Vor allem die gefallenen Preise für Benzin und Diesel haben zu dieser positiven Entwicklung beigetragen.
Im Vergleich zum Oktober des vergangenen Jahres lagen die Preise für Energie um rund einen Prozentpunkt niedriger.
Alkohol und Tabak verteuern sich stark
Die größten Auswirkungen auf die sinkende Inflationsrate hatten Diesel und Benzin. Aber auch die fallenden Preise für Erdgas und Heizöl nahmen Druck von der Preisfront.
Im Oktober kostete Benzin fünf Prozent und Diesel 3,7 Prozent weniger als noch im September, Heizöl verbilligte sich ebenfalls um fünf Prozent.
Pauschalreisen und frisches Gemüse wurde im Oktober ebenfalls günstiger.

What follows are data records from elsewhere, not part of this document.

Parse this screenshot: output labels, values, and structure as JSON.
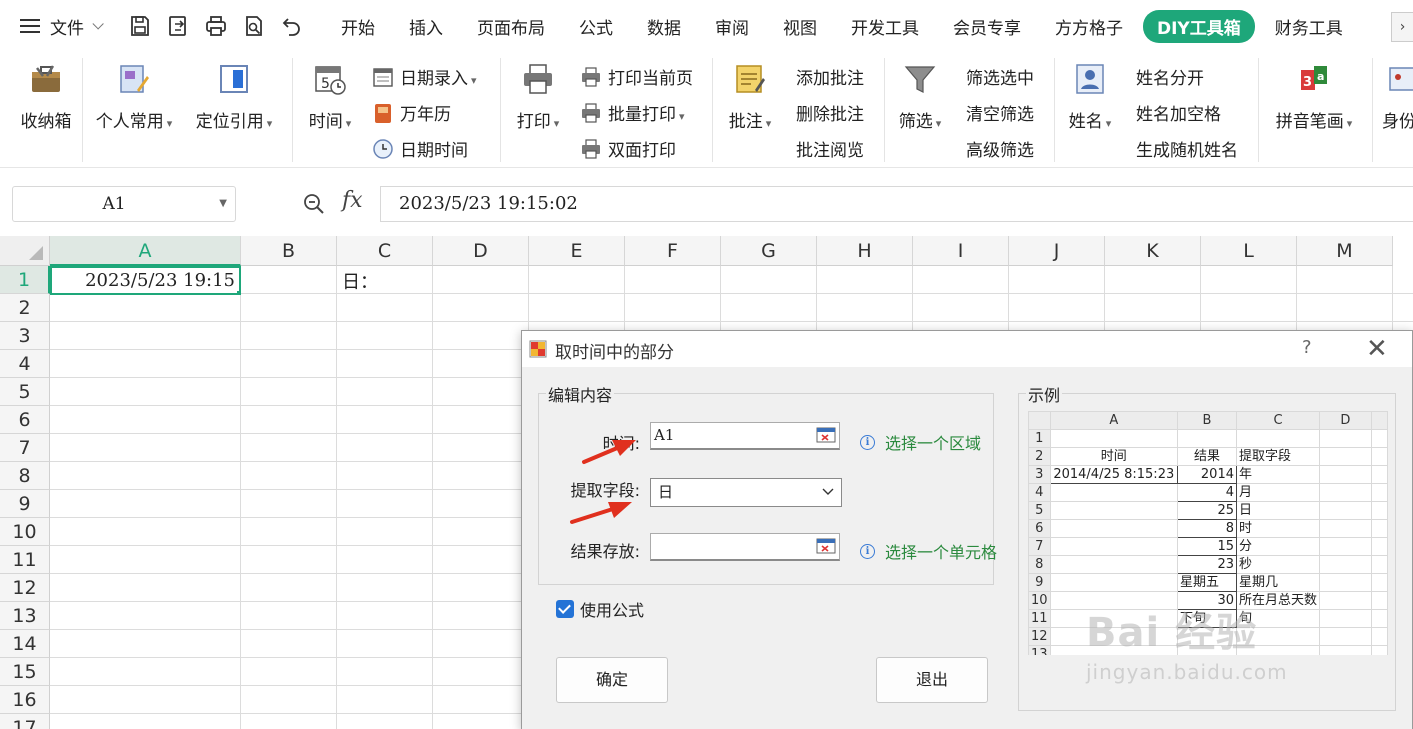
{
  "menubar": {
    "file_label": "文件",
    "tabs": [
      "开始",
      "插入",
      "页面布局",
      "公式",
      "数据",
      "审阅",
      "视图",
      "开发工具",
      "会员专享",
      "方方格子",
      "DIY工具箱",
      "财务工具"
    ],
    "active_tab": "DIY工具箱",
    "active_tab_color": "#1ea77a",
    "more": "›"
  },
  "ribbon": {
    "storage": "收纳箱",
    "personal": "个人常用",
    "locate": "定位引用",
    "time": "时间",
    "date_entry": "日期录入",
    "calendar": "万年历",
    "date_time": "日期时间",
    "print": "打印",
    "print_current": "打印当前页",
    "batch_print": "批量打印",
    "duplex_print": "双面打印",
    "comment": "批注",
    "add_comment": "添加批注",
    "delete_comment": "删除批注",
    "read_comment": "批注阅览",
    "filter": "筛选",
    "filter_selected": "筛选选中",
    "clear_filter": "清空筛选",
    "advanced_filter": "高级筛选",
    "name": "姓名",
    "split_name": "姓名分开",
    "name_space": "姓名加空格",
    "random_name": "生成随机姓名",
    "pinyin": "拼音笔画",
    "id_partial": "身份"
  },
  "formula_bar": {
    "cell_ref": "A1",
    "fx": "fx",
    "value": "2023/5/23  19:15:02"
  },
  "sheet": {
    "columns": [
      "A",
      "B",
      "C",
      "D",
      "E",
      "F",
      "G",
      "H",
      "I",
      "J",
      "K",
      "L",
      "M"
    ],
    "rows": [
      "1",
      "2",
      "3",
      "4",
      "5",
      "6",
      "7",
      "8",
      "9",
      "10",
      "11",
      "12",
      "13",
      "14",
      "15",
      "16",
      "17"
    ],
    "a1": "2023/5/23  19:15",
    "c1": "日："
  },
  "dialog": {
    "title": "取时间中的部分",
    "help": "?",
    "close": "✕",
    "edit_group": "编辑内容",
    "time_label": "时间:",
    "time_value": "A1",
    "time_hint": "选择一个区域",
    "field_label": "提取字段:",
    "field_value": "日",
    "result_label": "结果存放:",
    "result_value": "",
    "result_hint": "选择一个单元格",
    "use_formula": "使用公式",
    "ok": "确定",
    "exit": "退出",
    "example_group": "示例",
    "example": {
      "cols": [
        "A",
        "B",
        "C",
        "D"
      ],
      "rows": [
        [
          "1",
          "",
          "",
          "",
          ""
        ],
        [
          "2",
          "时间",
          "结果",
          "提取字段",
          ""
        ],
        [
          "3",
          "2014/4/25 8:15:23",
          "2014",
          "年",
          ""
        ],
        [
          "4",
          "",
          "4",
          "月",
          ""
        ],
        [
          "5",
          "",
          "25",
          "日",
          ""
        ],
        [
          "6",
          "",
          "8",
          "时",
          ""
        ],
        [
          "7",
          "",
          "15",
          "分",
          ""
        ],
        [
          "8",
          "",
          "23",
          "秒",
          ""
        ],
        [
          "9",
          "",
          "星期五",
          "星期几",
          ""
        ],
        [
          "10",
          "",
          "30",
          "所在月总天数",
          ""
        ],
        [
          "11",
          "",
          "下旬",
          "旬",
          ""
        ],
        [
          "12",
          "",
          "",
          "",
          ""
        ],
        [
          "13",
          "",
          "",
          "",
          ""
        ]
      ]
    }
  },
  "watermark": {
    "brand": "Bai 经验",
    "url": "jingyan.baidu.com"
  }
}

Steigende Preise hingegen verzeichneten andere Kategorien, vor allem Lebensmittel und nicht alkoholische Getränke. Sie verteuerten sich um 2,8 Prozent im Vergleich zu Oktober 2012.

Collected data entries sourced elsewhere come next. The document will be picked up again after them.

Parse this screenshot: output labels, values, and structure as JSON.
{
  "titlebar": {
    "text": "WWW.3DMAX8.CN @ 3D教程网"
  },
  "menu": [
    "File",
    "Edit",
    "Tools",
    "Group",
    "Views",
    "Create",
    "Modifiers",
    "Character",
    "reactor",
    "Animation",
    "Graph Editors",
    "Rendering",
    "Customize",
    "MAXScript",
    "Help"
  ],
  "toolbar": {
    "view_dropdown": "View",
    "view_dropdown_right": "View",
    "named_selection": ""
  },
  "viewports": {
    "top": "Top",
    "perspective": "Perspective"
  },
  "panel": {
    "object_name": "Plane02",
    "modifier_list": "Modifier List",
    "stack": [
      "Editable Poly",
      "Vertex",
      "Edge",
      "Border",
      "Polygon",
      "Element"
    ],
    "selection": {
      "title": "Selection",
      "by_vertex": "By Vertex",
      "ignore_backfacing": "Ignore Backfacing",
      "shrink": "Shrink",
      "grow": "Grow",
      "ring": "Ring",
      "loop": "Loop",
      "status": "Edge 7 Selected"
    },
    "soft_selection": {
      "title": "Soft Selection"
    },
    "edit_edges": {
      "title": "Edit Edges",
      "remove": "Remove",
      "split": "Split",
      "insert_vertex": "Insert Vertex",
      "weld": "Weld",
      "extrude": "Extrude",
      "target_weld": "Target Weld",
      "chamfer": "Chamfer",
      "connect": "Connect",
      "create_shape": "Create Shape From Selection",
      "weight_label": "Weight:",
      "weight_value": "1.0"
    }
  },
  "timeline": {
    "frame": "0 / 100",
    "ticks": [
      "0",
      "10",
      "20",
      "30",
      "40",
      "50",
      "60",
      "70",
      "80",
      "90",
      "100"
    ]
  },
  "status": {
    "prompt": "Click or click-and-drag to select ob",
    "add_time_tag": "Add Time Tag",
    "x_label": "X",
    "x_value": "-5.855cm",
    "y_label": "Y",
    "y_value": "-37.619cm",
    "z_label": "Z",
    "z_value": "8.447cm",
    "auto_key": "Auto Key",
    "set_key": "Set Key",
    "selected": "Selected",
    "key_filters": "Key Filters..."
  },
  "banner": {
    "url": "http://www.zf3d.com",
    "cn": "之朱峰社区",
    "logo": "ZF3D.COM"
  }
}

Alkohol und Tabakwaren hingegen stiegen mit 4,36 sehr stark im Preis, während sich Bekleidung und Schuhe lediglich um 0,96 Prozent verteuerten.
Für eine Besuch im Café oder in einem Restaurant mussten die Gäste 2,55 Prozent mehr Geld auf den Tisch legen als noch vor einem Jahr.

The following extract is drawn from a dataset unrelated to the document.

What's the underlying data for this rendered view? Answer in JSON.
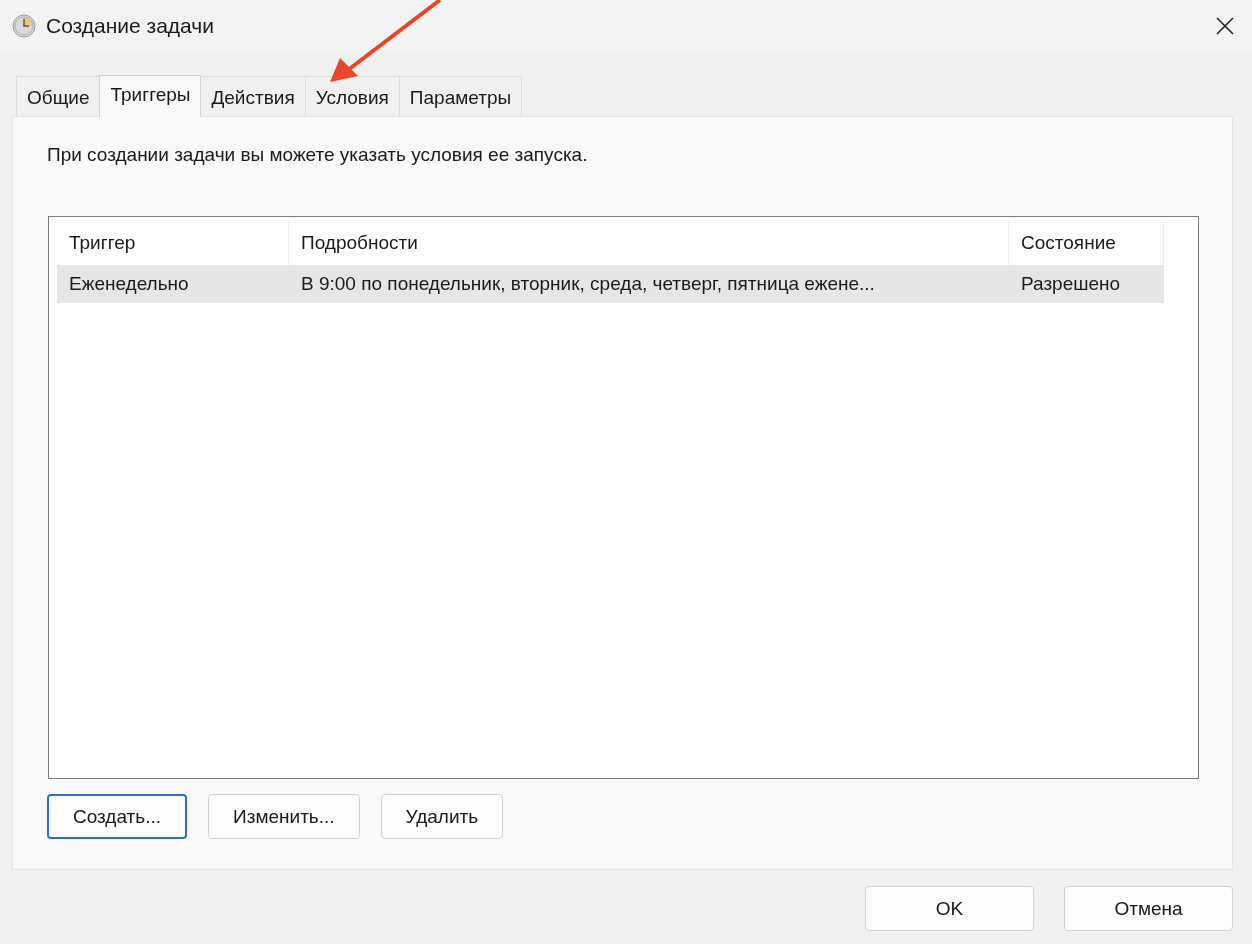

Auch Freizeit- und kulturelle Aktivitäten verteuerten sich um 2,45 Prozent. Günstiger hingegen wurde neben der Energie vor allem die Kommunikation. Die Preise fürs Telefonieren und Internetverbindungen sanken im Schnitt um 0,7 Prozent im Vergleich zum Oktober 2012.
Etwas günstiger wurden aber auch die Kosten für den Transport, was vor allem an den gesunkenen Preisen für Kraftstoffe liegen dürfte.